Finite index of automorphisms that fix normal subgroup does anyone have some thoughts on this:
Let G be a group and K a normal subgroup in G of finite index. Then the set X of all automorphisms phi of G that fix K (meaning phi(K)=K, so not necessarily pointwise) has finite index in Aut G.
Is this even true? I am trying to work out a larger problem and this would be the final step but I am not sure this is even correct.
I tried explaining it by using that the inner automorphisms of G (Int G) are a subset of X (since K is normal). Therefore, if [Aut G:Int G] is finite, so must be [Aut G:X]. But again, I'm not sure this holds...
Thanks very much for your help.

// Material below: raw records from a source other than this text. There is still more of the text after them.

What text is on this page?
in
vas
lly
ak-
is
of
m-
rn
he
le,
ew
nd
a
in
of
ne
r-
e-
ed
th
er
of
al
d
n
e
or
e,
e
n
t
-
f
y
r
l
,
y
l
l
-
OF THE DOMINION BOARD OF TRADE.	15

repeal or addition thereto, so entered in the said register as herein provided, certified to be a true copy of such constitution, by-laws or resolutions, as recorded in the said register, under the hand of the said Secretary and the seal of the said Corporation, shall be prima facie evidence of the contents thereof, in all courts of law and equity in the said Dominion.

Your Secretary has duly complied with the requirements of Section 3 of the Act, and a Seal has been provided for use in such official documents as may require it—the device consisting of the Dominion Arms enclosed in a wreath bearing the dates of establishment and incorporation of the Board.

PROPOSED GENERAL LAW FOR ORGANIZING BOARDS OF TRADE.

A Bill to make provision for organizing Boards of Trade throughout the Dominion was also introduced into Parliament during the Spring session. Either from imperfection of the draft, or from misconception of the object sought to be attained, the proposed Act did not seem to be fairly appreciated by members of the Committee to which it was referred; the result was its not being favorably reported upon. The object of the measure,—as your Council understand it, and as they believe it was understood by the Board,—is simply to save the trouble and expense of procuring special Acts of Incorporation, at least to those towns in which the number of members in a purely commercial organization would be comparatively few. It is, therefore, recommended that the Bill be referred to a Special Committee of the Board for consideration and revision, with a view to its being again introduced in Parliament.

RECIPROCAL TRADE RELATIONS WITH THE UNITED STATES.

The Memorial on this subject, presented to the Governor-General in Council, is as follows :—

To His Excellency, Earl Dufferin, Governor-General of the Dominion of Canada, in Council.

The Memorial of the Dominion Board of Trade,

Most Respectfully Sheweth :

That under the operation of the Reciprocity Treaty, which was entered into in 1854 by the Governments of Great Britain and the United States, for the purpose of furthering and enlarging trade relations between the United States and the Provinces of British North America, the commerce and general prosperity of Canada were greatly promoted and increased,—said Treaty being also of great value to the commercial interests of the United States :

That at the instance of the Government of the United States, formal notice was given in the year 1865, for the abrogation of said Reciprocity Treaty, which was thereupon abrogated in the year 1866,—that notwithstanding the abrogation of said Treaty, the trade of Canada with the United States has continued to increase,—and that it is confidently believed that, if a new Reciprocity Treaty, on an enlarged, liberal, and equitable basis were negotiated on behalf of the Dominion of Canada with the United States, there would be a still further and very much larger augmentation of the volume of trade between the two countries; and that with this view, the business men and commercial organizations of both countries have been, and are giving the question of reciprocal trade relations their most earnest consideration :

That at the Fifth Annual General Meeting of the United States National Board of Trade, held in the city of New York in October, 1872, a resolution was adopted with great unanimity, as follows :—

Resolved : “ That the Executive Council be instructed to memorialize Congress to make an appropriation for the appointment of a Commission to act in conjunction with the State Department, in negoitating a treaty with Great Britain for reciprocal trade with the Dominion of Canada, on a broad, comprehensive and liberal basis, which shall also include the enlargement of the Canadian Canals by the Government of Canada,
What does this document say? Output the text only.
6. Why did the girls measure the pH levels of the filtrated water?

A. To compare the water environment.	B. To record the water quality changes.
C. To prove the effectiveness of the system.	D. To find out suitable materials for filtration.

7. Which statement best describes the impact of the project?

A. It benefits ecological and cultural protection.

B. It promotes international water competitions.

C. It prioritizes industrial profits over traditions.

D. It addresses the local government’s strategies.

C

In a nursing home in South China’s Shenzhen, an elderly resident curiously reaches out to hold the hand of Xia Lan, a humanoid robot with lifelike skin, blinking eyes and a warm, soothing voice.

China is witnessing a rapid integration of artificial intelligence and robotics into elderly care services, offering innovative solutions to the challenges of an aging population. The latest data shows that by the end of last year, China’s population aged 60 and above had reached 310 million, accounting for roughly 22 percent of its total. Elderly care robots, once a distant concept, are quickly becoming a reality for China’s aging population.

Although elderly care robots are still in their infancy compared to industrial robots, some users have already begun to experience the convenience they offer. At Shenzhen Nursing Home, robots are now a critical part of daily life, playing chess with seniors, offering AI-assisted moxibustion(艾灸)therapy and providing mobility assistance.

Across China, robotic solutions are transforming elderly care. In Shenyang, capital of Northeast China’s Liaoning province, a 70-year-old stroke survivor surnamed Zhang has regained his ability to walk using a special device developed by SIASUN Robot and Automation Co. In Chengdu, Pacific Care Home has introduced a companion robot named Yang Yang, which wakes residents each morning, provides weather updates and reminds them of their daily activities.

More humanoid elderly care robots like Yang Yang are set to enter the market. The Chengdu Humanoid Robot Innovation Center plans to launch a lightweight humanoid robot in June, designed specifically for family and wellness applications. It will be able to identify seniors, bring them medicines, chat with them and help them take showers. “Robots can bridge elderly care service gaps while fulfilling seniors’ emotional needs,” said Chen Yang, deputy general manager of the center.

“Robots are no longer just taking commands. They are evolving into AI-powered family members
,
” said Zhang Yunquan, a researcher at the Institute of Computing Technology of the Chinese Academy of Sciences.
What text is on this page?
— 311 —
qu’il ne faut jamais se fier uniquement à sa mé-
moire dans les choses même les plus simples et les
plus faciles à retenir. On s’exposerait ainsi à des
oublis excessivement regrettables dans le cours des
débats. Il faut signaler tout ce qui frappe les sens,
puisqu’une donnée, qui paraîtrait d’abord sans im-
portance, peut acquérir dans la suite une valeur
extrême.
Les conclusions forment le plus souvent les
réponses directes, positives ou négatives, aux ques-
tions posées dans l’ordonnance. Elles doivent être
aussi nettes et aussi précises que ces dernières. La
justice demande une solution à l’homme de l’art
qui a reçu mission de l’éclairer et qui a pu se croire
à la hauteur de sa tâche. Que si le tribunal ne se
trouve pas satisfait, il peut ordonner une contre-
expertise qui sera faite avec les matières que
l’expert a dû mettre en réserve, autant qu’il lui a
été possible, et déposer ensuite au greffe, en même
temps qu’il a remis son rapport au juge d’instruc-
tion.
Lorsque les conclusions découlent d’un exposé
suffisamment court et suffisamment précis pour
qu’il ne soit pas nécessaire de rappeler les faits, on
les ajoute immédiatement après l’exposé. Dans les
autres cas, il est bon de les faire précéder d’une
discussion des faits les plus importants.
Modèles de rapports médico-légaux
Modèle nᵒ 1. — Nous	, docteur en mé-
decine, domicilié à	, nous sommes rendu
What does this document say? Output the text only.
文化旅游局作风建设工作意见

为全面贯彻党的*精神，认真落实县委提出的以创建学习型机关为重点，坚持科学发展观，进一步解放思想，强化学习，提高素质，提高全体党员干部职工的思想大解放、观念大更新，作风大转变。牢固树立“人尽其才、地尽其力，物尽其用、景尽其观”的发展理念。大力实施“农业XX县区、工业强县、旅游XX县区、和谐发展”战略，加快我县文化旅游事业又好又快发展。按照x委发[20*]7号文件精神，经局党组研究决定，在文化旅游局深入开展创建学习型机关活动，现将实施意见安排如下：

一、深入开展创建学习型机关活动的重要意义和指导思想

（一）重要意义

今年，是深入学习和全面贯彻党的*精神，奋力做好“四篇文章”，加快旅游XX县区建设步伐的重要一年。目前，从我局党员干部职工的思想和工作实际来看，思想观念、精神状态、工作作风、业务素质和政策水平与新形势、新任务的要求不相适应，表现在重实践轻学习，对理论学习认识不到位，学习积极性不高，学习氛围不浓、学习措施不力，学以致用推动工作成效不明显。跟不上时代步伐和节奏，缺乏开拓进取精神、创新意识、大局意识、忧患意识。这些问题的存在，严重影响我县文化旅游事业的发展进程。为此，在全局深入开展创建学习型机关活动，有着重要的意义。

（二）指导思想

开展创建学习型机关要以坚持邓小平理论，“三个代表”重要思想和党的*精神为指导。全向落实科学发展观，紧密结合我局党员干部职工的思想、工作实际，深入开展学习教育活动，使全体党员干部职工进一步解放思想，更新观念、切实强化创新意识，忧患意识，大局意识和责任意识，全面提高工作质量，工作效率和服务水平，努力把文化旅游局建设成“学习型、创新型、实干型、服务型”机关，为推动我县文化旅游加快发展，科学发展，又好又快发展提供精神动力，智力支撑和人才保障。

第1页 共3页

I really appreciate it!
 A: If $\alpha$ and $\beta$ are automorphisms of $G$, then the cosets $\alpha X$ and $\beta X$ are the same iff $\alpha(K)=\beta(K)$.  Thus $X$ will fail to have finite index if there are infinitely many different subgroups of $G$ that are conjugate to $K$ under automorphisms of $G$.  For instance, if $G$ is an infinite-dimensional vector space over a finite field and $K$ is subspace such that $G/K$ is finite-dimensional, then automorphisms of $G$ can send $K$ to any subspace $K'$ such that $G/K'$ has the same dimension, and there are infinitely many such subspaces.
A: I don't think this is true without some further finiteness condition that limits the number of images of $K$:
Take $G$ the (two-sided) infinite sequences with entries in 0,1 and as operation component-wise addition (so its an infinite direct product of $C_2$ with itself), and as $K$ the kernel of the projection on one particular component.
Clearly right/left shift are automorphisms of $G$, and under these $K$ has infinitely many images, so the stabilizer of $K$ in the automorphism group must have infinite index.